The multi-facetted nature of drug resistance implies that the analysis of entire expression profiles may predict drug resistance with higher accuracy and may be superior to single gene expression studies. By means of clustered image mapping (CIM) we found four different protein expression profiles. One expression profile was characterised by low expression of drug resistance proteins and high expression of proliferation/angiogenesis-regulating proteins (CIM areas M to O). This expression profile was indicative for sensitive tumours. Three different types of resistant tumours were visible by means of CIM. Type 1 revealed a high expression of drug resistance genes and a lower expression of proliferation/angiogenesis-regulating proteins (CIM areas D to F). The majority of tumours belonged to this group indicting that this expression profile is the most important for NSCLC. Type 2 is characterised by a low or intermediate expression of drug resistance genes and a rather low expression of proliferation/angiogenesis-regulating proteins. Thus, this type of resistance seemed predominately to be due to a decreased proliferative and angiogenetic capacity of tumours. Type 3 consisted of few resistant tumours with high expression of drug resistance as well as proliferation/angiogenesis-associated proteins. As a high expression of proliferative and angiogenetic markers contribute rather to chemosensitivity, the high expression of drug resistance proteins may be superior for the expression of a resistant phenotype. This analysis gives a clue that the molecular architecture of drug resistance is far more complex as estimated as of yet and that different types of expression profiles are responsible for the development of drug resistance. The high prediction of in vitro resistance (83–90%) which resulted from the combined cluster calculation of 16 proteins is clearly superior to the prediction of resistance by any single of these proteins. It can, thus, be inferred from the CIM data that chemotherapy would be more beneficial to patients with sensitive tumours of CIM areas M to O than to patients with resistant tumours of CIM areas A to F and J to L).

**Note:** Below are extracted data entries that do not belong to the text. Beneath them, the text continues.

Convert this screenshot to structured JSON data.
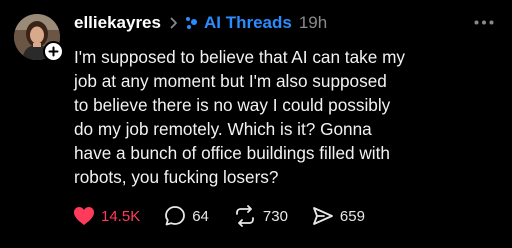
{
  "post": {
    "username": "elliekayres",
    "community": {
      "name": "AI Threads",
      "color": "#2a8cff",
      "icon": "sparkle-dots-icon"
    },
    "timestamp": "19h",
    "text": "I'm supposed to believe that AI can take my\njob at any moment but I'm also supposed\nto believe there is no way I could possibly\ndo my job remotely. Which is it? Gonna\nhave a bunch of office buildings filled with\nrobots, you fucking losers?",
    "actions": {
      "likes": "14.5K",
      "replies": "64",
      "reposts": "730",
      "shares": "659"
    },
    "like_color": "#ff3b5c"
  }
}
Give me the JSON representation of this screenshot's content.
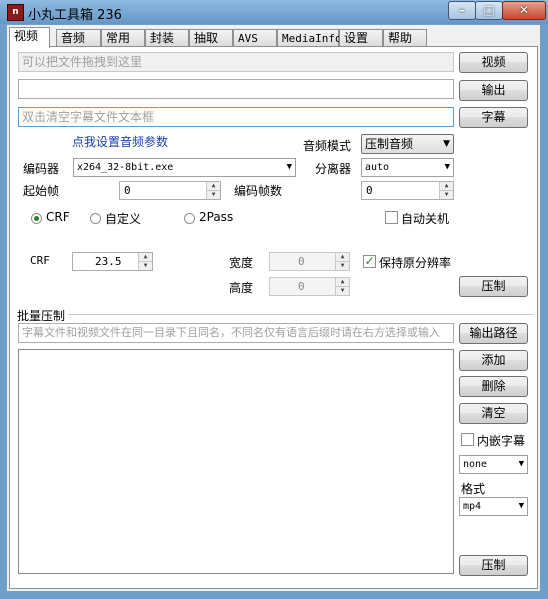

These results may have important implications for diagnosis and therapy of NSCLC. Our data envision the definition of characteristic resistance gene profile able to predict clinical response to chemotherapy. Although the statistical probability of the resistance profile of NSCLC may be known, the clinical response of the individual patient remains still uncertain. However, the recently thriving micro-array technology may allow simultaneous analyses of thousands of genes of a single patient in a single experiment (Shim et al, 1998; Golup et al, 1999; Sgroi et al, 1999; Ono et al, 2000; Ross et al, 2000; Scherf et al, 2000). The idea to generate a predictive test for lung cancer patients is gaining ground with such novel approaches. This concept embodies to develop individual cytostatic treatment schedules for each patient. On the other hand, it has been suggested that a minimal set of about 10 to 50 genes may provide more robust results than sets of thousands of genes (Wooster, 2000). It is still open to discussion, whether results obtained from large-scale gene expression experiments may be of limited utility for routine diagnostics and whether the wealth of genes not involved in resistance produce a high background which masks the view of the relevant genes. The resistance proteins and the resistance-related factors which we found in the present analysis may be suitable parameters to predict treatment response of NSCLC. We believe that these parameters together with hierarchical cluster analysis as appropriate tool to identify responding or non-responding tumours are determinants which will ease the development of a predictive test methodology for NSCLC.